Kathy Suhr has gotten her hopes up 14 times only to be disappointed.
Suhr, the owner of the Marian Center and a parishioner of St. Mary’s Visitation Parish in Elm Grove and is one of more than 100,000 people in the U.S. who need a kidney transplant. Fourteen potential donors have been disqualified thus far.
“I’m waiting to feel good,” she said, hoping for a match. “I don’t know what it feels like to feel good.”
In 2015, Suhr went to the emergency room to get a dog bite checked, but medical personnel noticed her blood pressure was high, and she had an irregular, rapid heart rate, both of which are genetically inherited and were affecting her kidney function. Doctors put her on two medications that offset other nutrients in her body, like the amount of sodium or potassium, and her kidney function further declined, said Bill Suhr, Kathy’s husband.
In December, doctors had to put a tube in Kathy’s lung to drain fluid, as well as cut into her back to clean out mucus.
“That was the end of her kidneys,” Bill said.
Since then, Kathy has received dialysis, a process that cleans her blood like a healthy kidney would, for four hours a day, three days a week.
“It drains her physically,” said Bill. “A lot of days (she does) nothing but sleep. It’s emotionally draining, too, because you know you’re being kept alive by a machine.”
Kathy is on the kidney transplant waiting list at Froedtert Hospital, but the average wait time for a transplant is about four years. The life expectancy for someone on dialysis is about five years, according to the National Kidney Foundation.
Further statistics aren’t any more promising. The National Kidney Foundation said 243 people die every day from kidney failure. Last year, $31 billion in Medicare funds were used to treat kidney failure, while only $547 million dollars were spent on research of kidney disease, a disease that effects one in seven Americans, according to the American Journal of Kidney Diseases.
This spring, Bill, who cannot give Kathy one of his kidneys because of familial cystic kidney disease, decided to become proactive after three of Kathy’s relatives were disqualified from giving her a kidney. He spread the word about Kathy’s need to family and friends, put a plea out on Facebook and even emailed a plea out to the Marian Center email list.

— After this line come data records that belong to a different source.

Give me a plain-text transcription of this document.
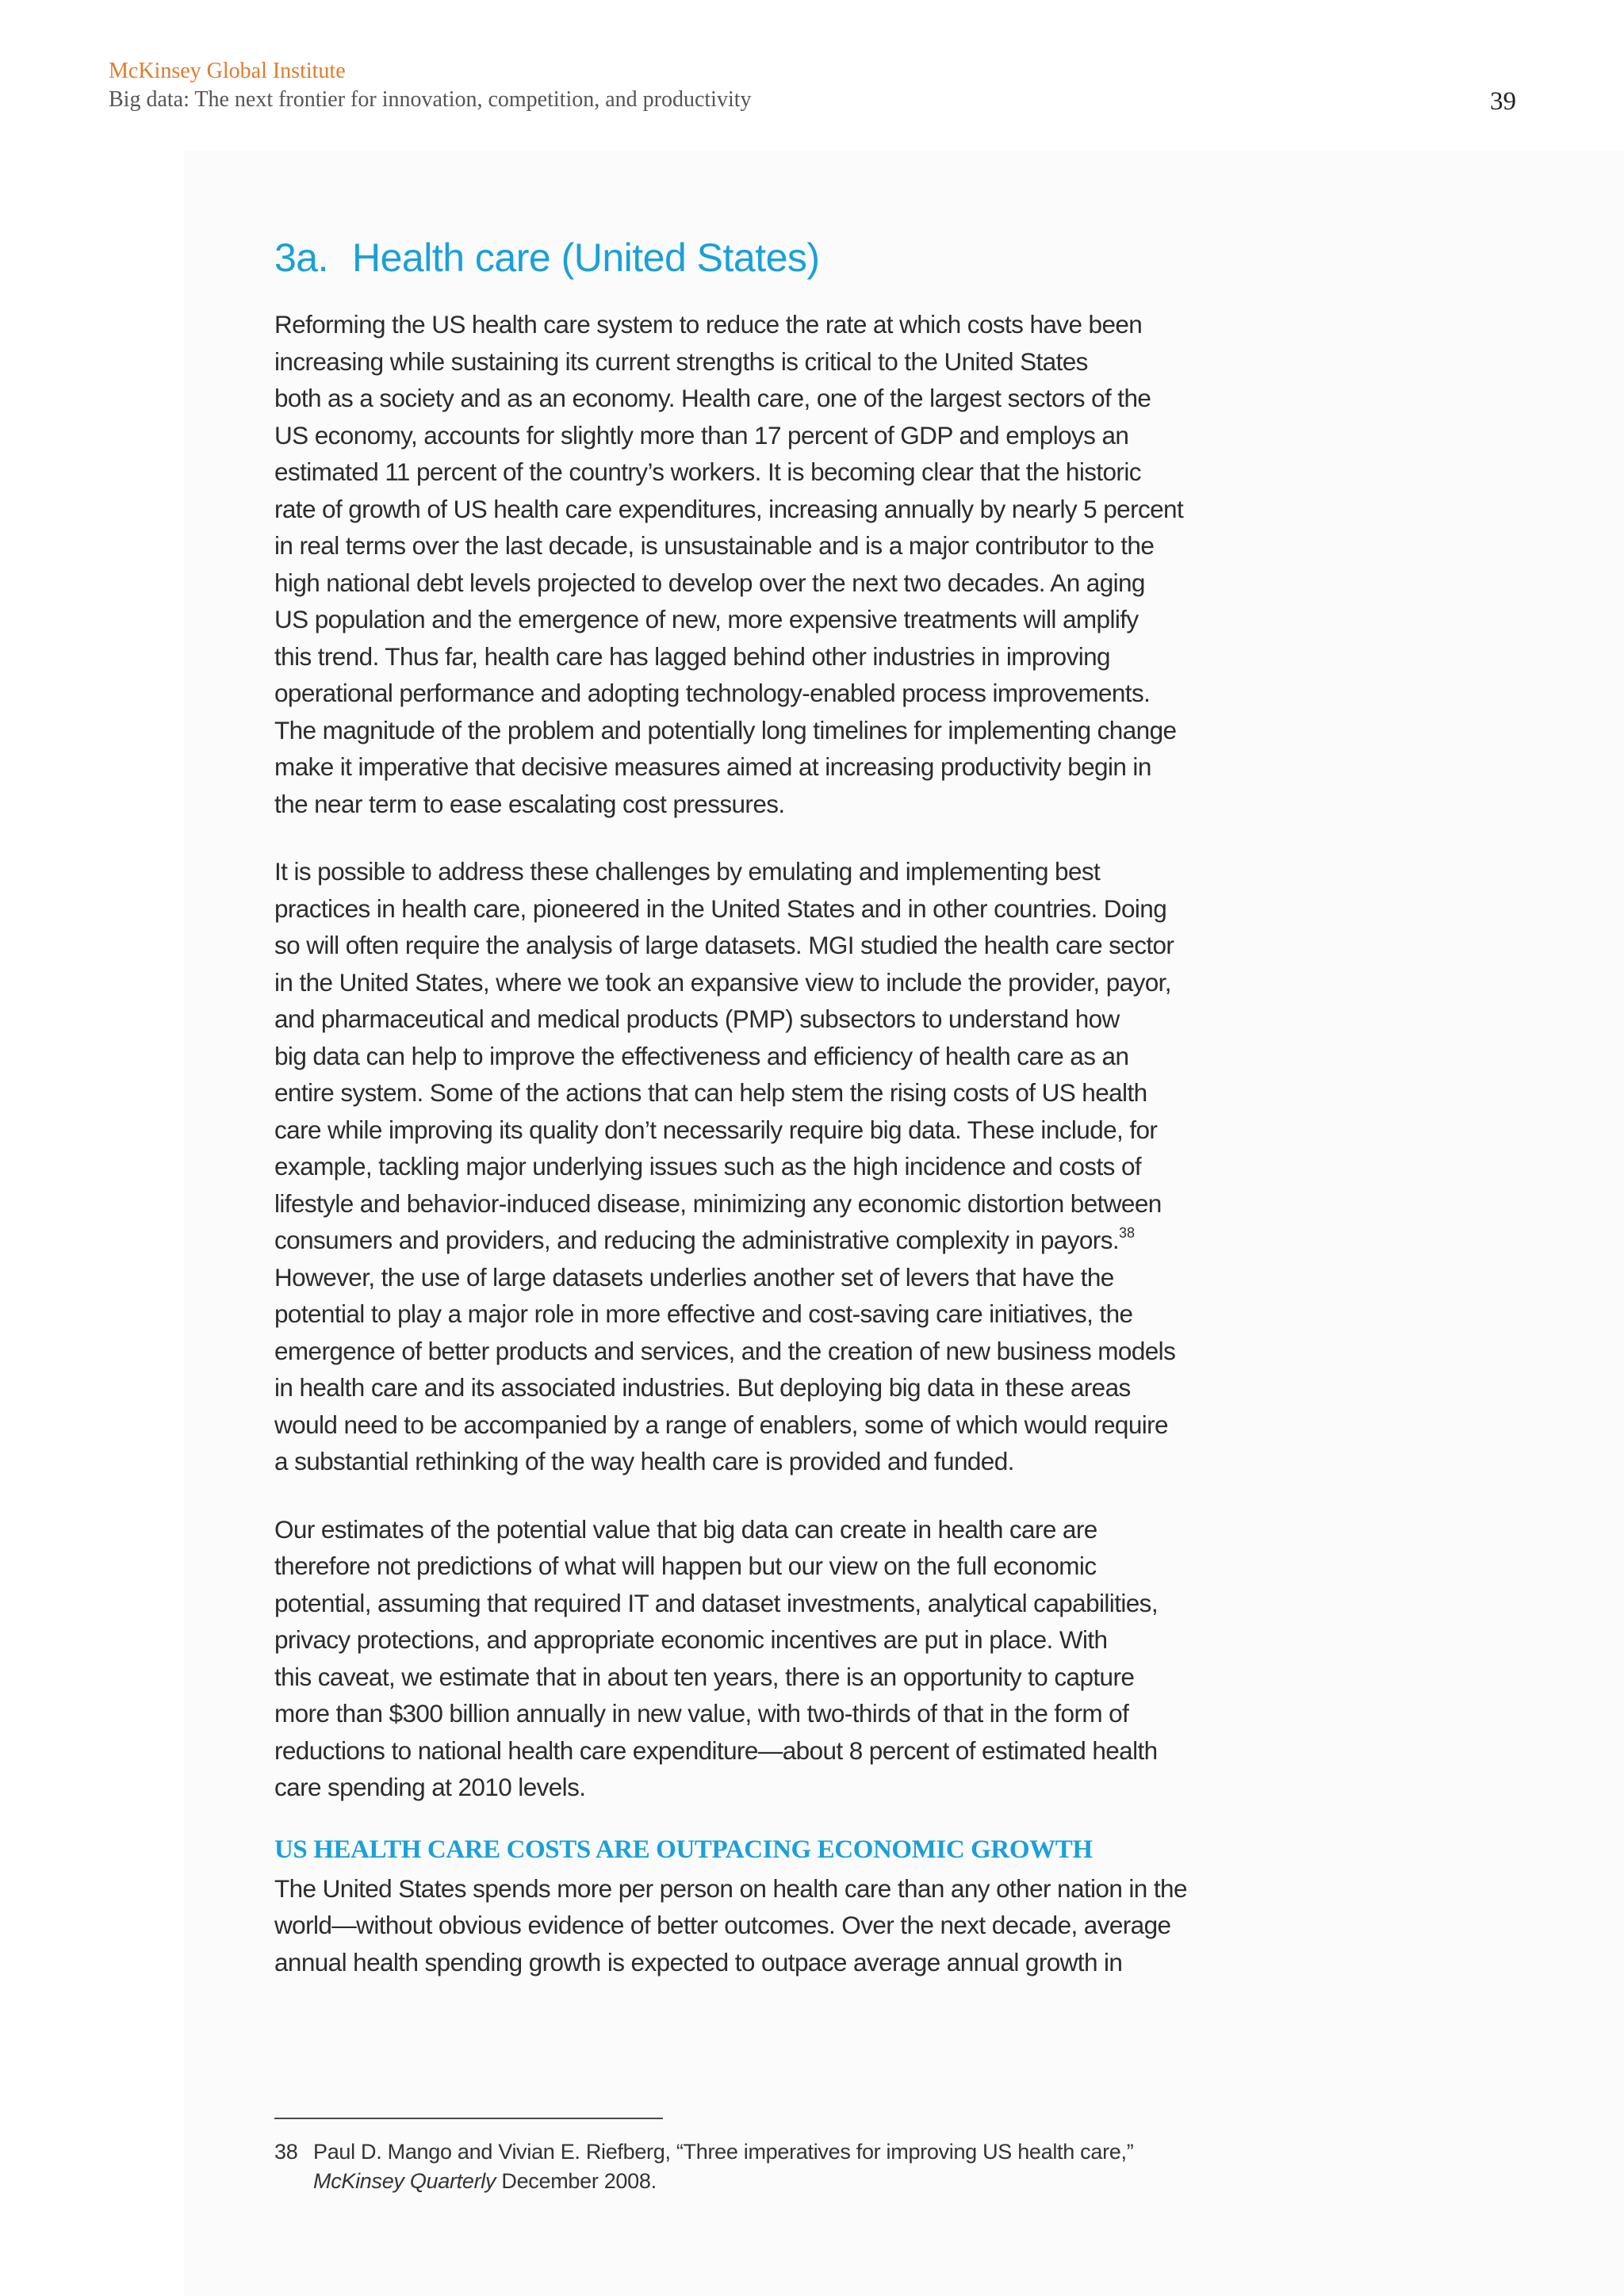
McKinsey Global Institute
Big data: The next frontier for innovation, competition, and productivity	39
3a. Health care (United States)

Reforming the US health care system to reduce the rate at which costs have been
increasing while sustaining its current strengths is critical to the United States
both as a society and as an economy. Health care, one of the largest sectors of the
US economy, accounts for slightly more than 17 percent of GDP and employs an
estimated 11 percent of the country’s workers. It is becoming clear that the historic
rate of growth of US health care expenditures, increasing annually by nearly 5 percent
in real terms over the last decade, is unsustainable and is a major contributor to the
high national debt levels projected to develop over the next two decades. An aging
US population and the emergence of new, more expensive treatments will amplify
this trend. Thus far, health care has lagged behind other industries in improving
operational performance and adopting technology-enabled process improvements.
The magnitude of the problem and potentially long timelines for implementing change
make it imperative that decisive measures aimed at increasing productivity begin in
the near term to ease escalating cost pressures.

It is possible to address these challenges by emulating and implementing best
practices in health care, pioneered in the United States and in other countries. Doing
so will often require the analysis of large datasets. MGI studied the health care sector
in the United States, where we took an expansive view to include the provider, payor,
and pharmaceutical and medical products (PMP) subsectors to understand how
big data can help to improve the effectiveness and efficiency of health care as an
entire system. Some of the actions that can help stem the rising costs of US health
care while improving its quality don’t necessarily require big data. These include, for
example, tackling major underlying issues such as the high incidence and costs of
lifestyle and behavior-induced disease, minimizing any economic distortion between
consumers and providers, and reducing the administrative complexity in payors.$^{38}$
However, the use of large datasets underlies another set of levers that have the
potential to play a major role in more effective and cost-saving care initiatives, the
emergence of better products and services, and the creation of new business models
in health care and its associated industries. But deploying big data in these areas
would need to be accompanied by a range of enablers, some of which would require
a substantial rethinking of the way health care is provided and funded.

Our estimates of the potential value that big data can create in health care are
therefore not predictions of what will happen but our view on the full economic
potential, assuming that required IT and dataset investments, analytical capabilities,
privacy protections, and appropriate economic incentives are put in place. With
this caveat, we estimate that in about ten years, there is an opportunity to capture
more than $300 billion annually in new value, with two-thirds of that in the form of
reductions to national health care expenditure—about 8 percent of estimated health
care spending at 2010 levels.

US HEALTH CARE COSTS ARE OUTPACING ECONOMIC GROWTH

The United States spends more per person on health care than any other nation in the
world—without obvious evidence of better outcomes. Over the next decade, average
annual health spending growth is expected to outpace average annual growth in

38 Paul D. Mango and Vivian E. Riefberg, “Three imperatives for improving US health care,”
McKinsey Quarterly December 2008.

“Nothing about this is prideful,” he said. “I’ll do whatever it takes.”
Finding a donor is a painful process, but a process the Suhrs have to endure to keep Kathy alive. Froedtert only qualifies one person at a time as a potential match. But, a potential match isn’t always the perfect match.

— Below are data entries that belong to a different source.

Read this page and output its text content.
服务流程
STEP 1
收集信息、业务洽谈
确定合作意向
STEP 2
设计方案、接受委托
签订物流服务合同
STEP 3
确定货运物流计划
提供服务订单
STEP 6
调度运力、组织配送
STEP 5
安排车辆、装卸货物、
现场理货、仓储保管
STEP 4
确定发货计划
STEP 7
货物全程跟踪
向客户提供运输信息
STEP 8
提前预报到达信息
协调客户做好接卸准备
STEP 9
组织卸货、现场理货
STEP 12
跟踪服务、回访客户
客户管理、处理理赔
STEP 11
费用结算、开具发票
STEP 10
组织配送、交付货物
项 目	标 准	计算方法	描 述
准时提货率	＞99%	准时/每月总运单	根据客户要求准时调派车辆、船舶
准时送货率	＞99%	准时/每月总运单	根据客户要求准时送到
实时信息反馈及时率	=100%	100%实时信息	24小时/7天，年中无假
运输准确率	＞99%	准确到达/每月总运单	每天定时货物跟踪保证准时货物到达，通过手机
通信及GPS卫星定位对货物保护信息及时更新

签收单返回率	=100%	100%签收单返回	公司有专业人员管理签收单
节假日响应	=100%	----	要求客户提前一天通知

In order to become a kidney donor, one has to submit only two confidential forms detailing his or her medical history. Within hours or a few days, the transplant center will schedule a telephone interview with the potential donor to review his or her medical history. The donor will then go through 12 hours of testing and interviews. If the results are good, there will be a blood test for a tissue match.
If the tissue matches, the transplant is a go. A donor’s procedure includes several small incisions, with the whole procedure lasting two to three hours. Hospital recovery time is one to three days, and most donors can return to normal activities within two to three weeks, according to the University of San Francisco’s Transplant Center. Donors live a normal life expectancy, don’t have to take any long-term medication and donating comes at no cost.
While Kathy could receive a cadaver kidney, a live organ donor is ideal. A cadaver-donated kidney lasts on average about 15 years whereas a live donor kidney lasts about 29 years, according to the data published in the American Journal of Transplantation.
Although the numbers have not been in her favor thus far, Kathy is hopeful she will receive a kidney.
“We still have God’s work to do; otherwise we wouldn’t be here,” she said.
Kathy has done God’s work at the Marian Center, which sells Catholic books, gifts and supplies. When she heard the Marian Center was for sale several years ago, she felt she needed to save it, so she and Bill stepped up as new owners. She and Bill have also set up Marian Charities in connection to the store, which supports Pro-Life Wisconsin, the Covenant House in New York City, which provides services to the homeless, runaway or throwaway children, and the Star of the Sea, which helps young female victims of human trafficking.
In addition, Kathy provides support and friendship to the School Sisters of Notre Dame as a Lay Associate and had served the members of St. Mary’s Visitation Parish before her health declined.
Kathy said she tries to stay positive because her fate is in God’s hands.
“You have to keep your faith because it’s important,” she said. “If you don’t have faith, I don’t know how you get through this.”